Избранные сочинения в пяти томах. Том 1 - страница 6



Можно удивиться, как такой «религиозно-мистический» фрагмент мог появиться в советском издании 1978 года. А в сегодняшней Литве найдутся, наверное, такие читатели, у которых вызовут раздражение совсем другие строки этого романа, описывающие советскую оккупацию как освобождение:

Было время, когда меня с миром связывала одна дорога: от кладбища до местечка и от местечка до кладбища. Ничего особенного на ней не происходило. Ну что может произойти на дороге мертвых? Родственники плачут, покойник молчит…

В сороковом дорога мертвых ожила. По ней весело грохотали краснозвездные танки.

Я выходил на обочину, провожал их взглядом и однажды даже притронулся к гусеницам. Следы их напоминали таинственные письмена.

Но Канович ничего не менял и не меняет в своем тексте ради удовлетворения господствующей в данный момент точки зрения на историю.

В соответствии с советской теорией исторического романа, в нем непременно должны присутствовать известные исторические персонажи. Канович не придерживался этого правила, хотя некоторые его герои, как, например, Гирш Дудак, и имеют реальных прототипов. Как правило, действие происходит среди «маленьких людей», не оставивших следа в исторических анналах и сохранившихся лишь в недолгой и ненадежной памяти их младших современников и потомков. Отказываясь от укорененности в «большой» истории, Канович как бы подчеркивает эфемерность и хрупкость прошлого, но также и указывает на его близость к вечности, перед которой равны все люди. В исторической реальности всякое событие происходит однажды, однако оно оставляет многочисленные следы в пространстве памяти, преломляясь в сознании прямых и косвенных его участников. Отсюда возникает определенная цикличность, повторяемость прошлого, которая бросается в глаза при перечитывании произведений Кановича. Это происходит, конечно же, не от скудости творческого воображения автора. Отдельные детали, эпизоды, повороты сюжета переходят из одного произведения в другое подобно вариациям музыкальных тем. Возвращение к прошлому и его переписывание – результат постоянной работы памяти, отражающей сложность прошедшего и настоящего времени. Тема детства в довоенном литовском местечке, начавшаяся в «Птицах над кладбищем», исчезает на годы, чтобы снова возникнуть, в иной, автобиографической, вариации в «Местечковом романсе». Герой романа «Свечи на ветру» наследует кладбище как свое владение в момент разворачивания мировой катастрофы и оказывается в гетто, а герой «Местечкового романса», как и сам Канович, успевает спастись вслед за отступающей Красной армией, чтобы вновь встретиться с читателем в увиденном из Израиля Казахстане. Бабушка Роха, оставшаяся на кладбище в Йонаве, продолжает воспитывать своего внука в Казахстане, чтобы затем снова ожить главной фигурой в «Местечковом романсе».

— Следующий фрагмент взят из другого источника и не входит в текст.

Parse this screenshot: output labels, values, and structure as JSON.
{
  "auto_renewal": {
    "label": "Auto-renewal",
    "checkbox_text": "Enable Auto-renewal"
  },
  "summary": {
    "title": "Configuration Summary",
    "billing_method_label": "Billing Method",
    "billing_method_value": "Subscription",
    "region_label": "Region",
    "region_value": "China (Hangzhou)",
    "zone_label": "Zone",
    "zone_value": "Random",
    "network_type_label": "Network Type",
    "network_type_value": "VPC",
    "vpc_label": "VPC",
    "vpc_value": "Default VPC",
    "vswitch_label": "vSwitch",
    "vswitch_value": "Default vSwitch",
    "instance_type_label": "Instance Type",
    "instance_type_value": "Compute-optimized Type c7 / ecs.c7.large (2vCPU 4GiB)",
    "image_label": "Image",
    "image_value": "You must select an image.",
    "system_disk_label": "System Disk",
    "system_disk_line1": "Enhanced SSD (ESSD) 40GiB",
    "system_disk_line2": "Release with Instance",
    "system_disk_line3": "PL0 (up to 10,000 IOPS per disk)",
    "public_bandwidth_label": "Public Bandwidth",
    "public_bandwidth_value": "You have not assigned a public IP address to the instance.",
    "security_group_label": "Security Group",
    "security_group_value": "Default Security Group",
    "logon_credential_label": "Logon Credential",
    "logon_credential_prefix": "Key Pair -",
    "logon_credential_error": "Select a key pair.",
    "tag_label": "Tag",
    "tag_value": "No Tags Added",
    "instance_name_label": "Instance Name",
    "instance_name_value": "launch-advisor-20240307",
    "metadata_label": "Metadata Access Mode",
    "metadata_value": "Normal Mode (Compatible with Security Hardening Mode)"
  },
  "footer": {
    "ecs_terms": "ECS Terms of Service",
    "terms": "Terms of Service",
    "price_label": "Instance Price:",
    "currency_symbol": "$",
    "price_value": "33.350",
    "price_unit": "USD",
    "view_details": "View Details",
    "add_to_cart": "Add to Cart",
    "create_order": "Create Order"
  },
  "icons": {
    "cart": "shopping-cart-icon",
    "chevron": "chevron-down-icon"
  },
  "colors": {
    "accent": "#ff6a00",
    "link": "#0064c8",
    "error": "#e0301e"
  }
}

Заключительные страницы «Местечкового романса» завершают цикл исторический и возвращают к началу автобиографического:

Каждый божий день эти смешные, эти щемящие воспоминания о временах минувших призрачными облаками клубились в нашей коммунальной квартире на проспекте имени генералиссимуса Сталина, куда Вильнюсский горисполком одним махом вселил три обездоленные семьи, вернувшиеся с безотрадной чужбины на родину. По вечерам недавние беженцы всласть вспоминали довоенную жизнь, воскрешали в памяти то, что вытесняло из головы беды, пережитые и новые, накатывавшие и с каждым днём усиливавшиеся страхи и тяготы. С голых, наспех перекрашенных стен, на которых не было ни картин, ни зеркал, казалось, гурьбой спускались в коммуналку пропавшие в войну земляки и соседи. Изо всех углов, заваленных нераспакованными баулами и вещмешками, из чудом сохранившихся фотоальбомов и разрозненных пожелтевших снимков, как из расстрельных рвов и ям, группками и поодиночке выныривали на свет божий убитые отцы и матери, братья и сёстры. Мёртвые спешили на долгожданную встречу со своими живыми родственниками, с теми, кто чудом уцелел на чужбине.